Although Mr. Goldsmid initially did not realize he was entitled to receive overtime pay, in February 2011 the company’s accountant provided him a factsheet from the United States Department of Labor that explains the Fair Labor Standards Act (FLSA)’s overtime requirements. Mr. Goldsmid provided copies of that document to some of his coworkers and his boss. In March 2011 he told one of the owners of the company he believed the company had decreased his pay when it started paying him a salary. Approximately three months later, Lee Rain fired Mr. Goldsmid, claiming he was disruptive and his job performance was poor. Mr. Goldsmid then filed a lawsuit claiming his employer failed to pay him overtime in violation of the FLSA, and retaliated against him in violation of the FLSA and New Jersey’s whistleblower law, the Conscientious Employee Protection Act (CEPA).

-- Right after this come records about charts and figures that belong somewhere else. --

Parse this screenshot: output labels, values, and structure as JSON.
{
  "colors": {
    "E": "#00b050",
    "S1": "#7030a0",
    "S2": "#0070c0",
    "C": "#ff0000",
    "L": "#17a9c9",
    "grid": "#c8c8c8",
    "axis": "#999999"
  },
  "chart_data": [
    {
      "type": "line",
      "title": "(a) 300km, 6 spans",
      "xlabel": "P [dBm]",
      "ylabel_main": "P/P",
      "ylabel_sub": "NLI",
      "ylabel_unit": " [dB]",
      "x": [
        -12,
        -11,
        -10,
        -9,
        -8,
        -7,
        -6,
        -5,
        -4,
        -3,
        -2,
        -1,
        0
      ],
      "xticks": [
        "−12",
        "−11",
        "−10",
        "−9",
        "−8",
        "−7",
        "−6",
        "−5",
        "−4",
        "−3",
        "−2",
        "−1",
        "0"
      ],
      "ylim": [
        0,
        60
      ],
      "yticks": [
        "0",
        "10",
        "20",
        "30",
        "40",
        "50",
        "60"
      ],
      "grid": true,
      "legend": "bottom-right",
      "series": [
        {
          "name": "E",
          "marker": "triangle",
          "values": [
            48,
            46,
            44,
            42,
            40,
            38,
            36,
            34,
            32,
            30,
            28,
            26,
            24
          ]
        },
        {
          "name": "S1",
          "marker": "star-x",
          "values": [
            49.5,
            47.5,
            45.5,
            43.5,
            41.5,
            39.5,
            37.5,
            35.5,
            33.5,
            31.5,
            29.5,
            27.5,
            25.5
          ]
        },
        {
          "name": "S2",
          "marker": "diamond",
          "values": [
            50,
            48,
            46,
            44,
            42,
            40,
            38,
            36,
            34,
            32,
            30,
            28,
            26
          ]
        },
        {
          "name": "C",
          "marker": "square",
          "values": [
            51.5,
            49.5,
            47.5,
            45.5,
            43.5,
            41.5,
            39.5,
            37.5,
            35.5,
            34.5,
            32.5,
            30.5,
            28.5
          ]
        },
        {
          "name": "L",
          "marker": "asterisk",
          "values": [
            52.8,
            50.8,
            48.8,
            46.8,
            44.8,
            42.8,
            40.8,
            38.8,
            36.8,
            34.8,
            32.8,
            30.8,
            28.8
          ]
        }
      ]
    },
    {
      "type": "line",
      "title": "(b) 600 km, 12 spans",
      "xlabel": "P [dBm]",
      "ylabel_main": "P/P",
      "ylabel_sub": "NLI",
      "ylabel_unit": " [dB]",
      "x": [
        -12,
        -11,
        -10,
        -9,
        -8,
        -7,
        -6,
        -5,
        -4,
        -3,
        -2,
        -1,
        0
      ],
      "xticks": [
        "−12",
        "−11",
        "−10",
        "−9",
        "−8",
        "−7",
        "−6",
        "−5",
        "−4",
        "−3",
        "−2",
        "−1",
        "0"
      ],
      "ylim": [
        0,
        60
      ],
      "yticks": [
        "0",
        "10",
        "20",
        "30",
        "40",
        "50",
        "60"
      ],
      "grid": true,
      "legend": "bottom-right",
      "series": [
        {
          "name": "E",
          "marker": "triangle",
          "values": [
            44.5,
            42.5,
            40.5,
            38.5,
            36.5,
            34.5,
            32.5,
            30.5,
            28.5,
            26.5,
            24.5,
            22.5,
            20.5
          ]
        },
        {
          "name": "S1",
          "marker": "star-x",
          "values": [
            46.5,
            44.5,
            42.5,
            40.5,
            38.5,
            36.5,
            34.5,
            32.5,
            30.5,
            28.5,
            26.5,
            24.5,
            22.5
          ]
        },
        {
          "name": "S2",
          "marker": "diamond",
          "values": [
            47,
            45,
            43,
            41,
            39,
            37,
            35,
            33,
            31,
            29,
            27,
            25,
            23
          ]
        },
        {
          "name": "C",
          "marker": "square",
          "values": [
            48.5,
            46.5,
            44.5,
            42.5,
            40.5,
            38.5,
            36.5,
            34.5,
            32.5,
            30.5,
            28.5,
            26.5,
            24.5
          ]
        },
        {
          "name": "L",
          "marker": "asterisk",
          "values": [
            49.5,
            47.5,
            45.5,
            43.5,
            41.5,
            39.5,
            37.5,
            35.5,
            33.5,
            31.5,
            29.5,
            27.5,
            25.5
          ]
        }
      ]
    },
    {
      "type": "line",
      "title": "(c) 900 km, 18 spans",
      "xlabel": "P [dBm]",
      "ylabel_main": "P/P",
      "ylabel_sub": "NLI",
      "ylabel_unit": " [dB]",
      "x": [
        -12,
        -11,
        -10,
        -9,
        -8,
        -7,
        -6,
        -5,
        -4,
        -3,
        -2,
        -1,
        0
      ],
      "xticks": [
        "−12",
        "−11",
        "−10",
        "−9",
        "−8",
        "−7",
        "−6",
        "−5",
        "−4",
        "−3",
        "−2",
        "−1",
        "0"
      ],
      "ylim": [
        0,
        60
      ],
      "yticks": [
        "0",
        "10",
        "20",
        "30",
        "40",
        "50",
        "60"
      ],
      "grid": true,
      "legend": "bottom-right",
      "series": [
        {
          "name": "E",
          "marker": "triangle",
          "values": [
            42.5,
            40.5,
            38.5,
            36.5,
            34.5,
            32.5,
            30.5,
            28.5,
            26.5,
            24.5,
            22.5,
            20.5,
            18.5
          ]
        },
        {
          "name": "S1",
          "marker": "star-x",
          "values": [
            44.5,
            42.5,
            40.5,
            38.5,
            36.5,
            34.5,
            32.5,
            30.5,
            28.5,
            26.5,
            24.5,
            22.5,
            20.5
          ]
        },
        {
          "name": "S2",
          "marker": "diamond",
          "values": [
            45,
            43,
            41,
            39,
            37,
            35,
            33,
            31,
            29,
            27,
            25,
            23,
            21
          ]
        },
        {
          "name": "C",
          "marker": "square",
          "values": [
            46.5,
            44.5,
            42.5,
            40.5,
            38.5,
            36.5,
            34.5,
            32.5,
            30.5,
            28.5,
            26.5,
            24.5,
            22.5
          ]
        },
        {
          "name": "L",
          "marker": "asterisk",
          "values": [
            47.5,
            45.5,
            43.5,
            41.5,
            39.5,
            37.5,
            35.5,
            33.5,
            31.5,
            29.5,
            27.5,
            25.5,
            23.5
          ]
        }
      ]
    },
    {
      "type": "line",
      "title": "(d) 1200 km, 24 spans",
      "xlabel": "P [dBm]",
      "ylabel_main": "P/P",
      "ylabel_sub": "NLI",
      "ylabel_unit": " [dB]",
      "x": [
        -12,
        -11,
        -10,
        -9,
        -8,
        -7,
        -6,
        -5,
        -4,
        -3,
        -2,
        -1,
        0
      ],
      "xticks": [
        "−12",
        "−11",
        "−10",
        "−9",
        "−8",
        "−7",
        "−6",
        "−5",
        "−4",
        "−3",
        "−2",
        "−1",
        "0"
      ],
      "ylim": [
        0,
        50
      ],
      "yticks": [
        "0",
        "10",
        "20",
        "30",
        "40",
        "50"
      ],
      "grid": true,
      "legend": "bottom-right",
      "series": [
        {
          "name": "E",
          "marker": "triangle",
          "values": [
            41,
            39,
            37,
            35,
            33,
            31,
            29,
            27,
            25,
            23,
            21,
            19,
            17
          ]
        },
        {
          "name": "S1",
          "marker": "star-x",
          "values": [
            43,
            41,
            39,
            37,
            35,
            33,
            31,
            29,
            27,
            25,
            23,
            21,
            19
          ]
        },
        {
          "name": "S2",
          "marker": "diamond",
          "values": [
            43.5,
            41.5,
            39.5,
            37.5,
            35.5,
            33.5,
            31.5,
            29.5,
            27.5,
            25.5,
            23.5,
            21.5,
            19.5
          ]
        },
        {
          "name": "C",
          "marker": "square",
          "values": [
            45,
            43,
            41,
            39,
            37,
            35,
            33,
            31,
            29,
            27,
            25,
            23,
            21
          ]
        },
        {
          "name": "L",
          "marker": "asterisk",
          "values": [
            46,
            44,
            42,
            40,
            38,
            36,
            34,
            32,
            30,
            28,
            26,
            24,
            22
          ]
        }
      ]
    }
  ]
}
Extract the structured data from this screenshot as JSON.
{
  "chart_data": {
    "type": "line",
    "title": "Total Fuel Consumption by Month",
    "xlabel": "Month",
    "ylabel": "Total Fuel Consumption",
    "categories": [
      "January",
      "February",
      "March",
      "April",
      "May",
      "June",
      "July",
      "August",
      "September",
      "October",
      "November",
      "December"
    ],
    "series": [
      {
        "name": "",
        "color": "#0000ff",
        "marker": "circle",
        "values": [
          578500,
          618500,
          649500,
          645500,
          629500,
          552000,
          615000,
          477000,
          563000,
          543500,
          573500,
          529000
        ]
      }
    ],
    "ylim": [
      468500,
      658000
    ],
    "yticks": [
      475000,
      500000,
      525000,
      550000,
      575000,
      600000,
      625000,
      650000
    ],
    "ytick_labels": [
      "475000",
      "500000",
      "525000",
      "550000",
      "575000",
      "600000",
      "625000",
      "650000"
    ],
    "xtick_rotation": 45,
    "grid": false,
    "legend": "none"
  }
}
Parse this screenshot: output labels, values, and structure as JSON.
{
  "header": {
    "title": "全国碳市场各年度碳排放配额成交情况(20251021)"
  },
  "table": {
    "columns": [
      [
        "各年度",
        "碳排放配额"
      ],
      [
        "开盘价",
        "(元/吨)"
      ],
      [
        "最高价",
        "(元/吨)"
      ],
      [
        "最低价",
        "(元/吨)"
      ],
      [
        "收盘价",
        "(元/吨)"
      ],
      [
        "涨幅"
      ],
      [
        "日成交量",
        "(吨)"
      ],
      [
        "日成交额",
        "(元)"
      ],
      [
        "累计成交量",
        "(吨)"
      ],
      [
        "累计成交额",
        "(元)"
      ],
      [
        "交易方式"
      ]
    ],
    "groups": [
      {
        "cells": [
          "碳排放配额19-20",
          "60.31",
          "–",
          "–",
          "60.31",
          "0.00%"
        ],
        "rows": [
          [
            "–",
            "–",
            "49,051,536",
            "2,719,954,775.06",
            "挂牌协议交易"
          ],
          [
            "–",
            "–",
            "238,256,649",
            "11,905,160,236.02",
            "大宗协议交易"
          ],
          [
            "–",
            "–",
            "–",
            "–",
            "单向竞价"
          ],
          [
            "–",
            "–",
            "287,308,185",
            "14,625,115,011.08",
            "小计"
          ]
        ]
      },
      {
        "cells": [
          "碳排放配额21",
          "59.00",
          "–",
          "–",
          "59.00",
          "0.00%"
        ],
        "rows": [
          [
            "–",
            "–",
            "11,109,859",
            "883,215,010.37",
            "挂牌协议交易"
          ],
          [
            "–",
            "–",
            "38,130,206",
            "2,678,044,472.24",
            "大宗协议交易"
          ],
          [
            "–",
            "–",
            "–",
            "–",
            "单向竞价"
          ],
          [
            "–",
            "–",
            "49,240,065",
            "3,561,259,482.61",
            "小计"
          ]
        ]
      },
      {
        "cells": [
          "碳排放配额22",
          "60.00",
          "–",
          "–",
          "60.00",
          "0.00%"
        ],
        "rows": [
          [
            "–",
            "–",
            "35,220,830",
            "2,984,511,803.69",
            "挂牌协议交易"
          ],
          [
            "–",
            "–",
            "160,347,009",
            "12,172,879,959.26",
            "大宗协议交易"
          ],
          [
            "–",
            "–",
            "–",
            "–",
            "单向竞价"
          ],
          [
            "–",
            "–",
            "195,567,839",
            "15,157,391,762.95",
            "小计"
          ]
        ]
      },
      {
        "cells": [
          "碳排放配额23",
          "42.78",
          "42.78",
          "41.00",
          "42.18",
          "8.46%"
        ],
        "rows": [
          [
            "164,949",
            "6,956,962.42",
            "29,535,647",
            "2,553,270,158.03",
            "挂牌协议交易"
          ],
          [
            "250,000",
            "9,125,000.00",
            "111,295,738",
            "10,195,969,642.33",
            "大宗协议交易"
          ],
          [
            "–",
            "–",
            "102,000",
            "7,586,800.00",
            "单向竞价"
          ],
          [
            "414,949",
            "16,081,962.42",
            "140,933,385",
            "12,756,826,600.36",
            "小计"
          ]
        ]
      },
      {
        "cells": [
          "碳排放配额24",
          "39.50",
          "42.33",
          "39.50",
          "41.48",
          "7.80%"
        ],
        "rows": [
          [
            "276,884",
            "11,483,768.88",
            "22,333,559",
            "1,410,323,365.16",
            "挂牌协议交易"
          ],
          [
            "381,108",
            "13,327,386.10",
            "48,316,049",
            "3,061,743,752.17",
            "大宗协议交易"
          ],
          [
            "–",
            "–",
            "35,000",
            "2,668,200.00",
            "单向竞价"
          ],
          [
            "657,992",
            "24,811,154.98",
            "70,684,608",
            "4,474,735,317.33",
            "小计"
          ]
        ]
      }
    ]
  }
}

Lee Rain eventually filed a motion for summary judgment, asking the court to dismiss Mr. Goldsmid’s case. Among other things, the company argued there was not enough evidence to prove it fired Mr. Goldsmid because he objected about a violation of the FLSA, rather than because of his job performance.
Previous cases have recognized that when an employee attempts to rely solely on evidence of the timing between his legally protected objection and the company’s decision to fire him, he has to show the timing is so close that it is “unusually suggestive” of retaliation. Otherwise, timing alone is not enough to prove a retaliation claim.
The judge explained that the three months between Mr. Goldsmid’s complaint to his boss and the company’s decision to fire him was not “unusually suggestive” and therefore was insufficient to prove his case. However, she also noted that the company hired two new employees to work in its warehouse, and started their jobs on the day after Lee Rain fired Mr. Goldsmid. Although the company claimed it decided to hire those employees a month before it fired Mr. Goldsmid because it was getting ready for the busy summer season, the court ruled that a jury could find it really hired them to replace Mr. Goldsmid and delayed firing him until his replacements were ready to start their jobs. Based on that, the judge concluded a jury could find Lee Rain retaliated against Ms. Goldsmid in violation of the FLSA and CEPA. Accordingly, it denied the company’s motion for summary judgment.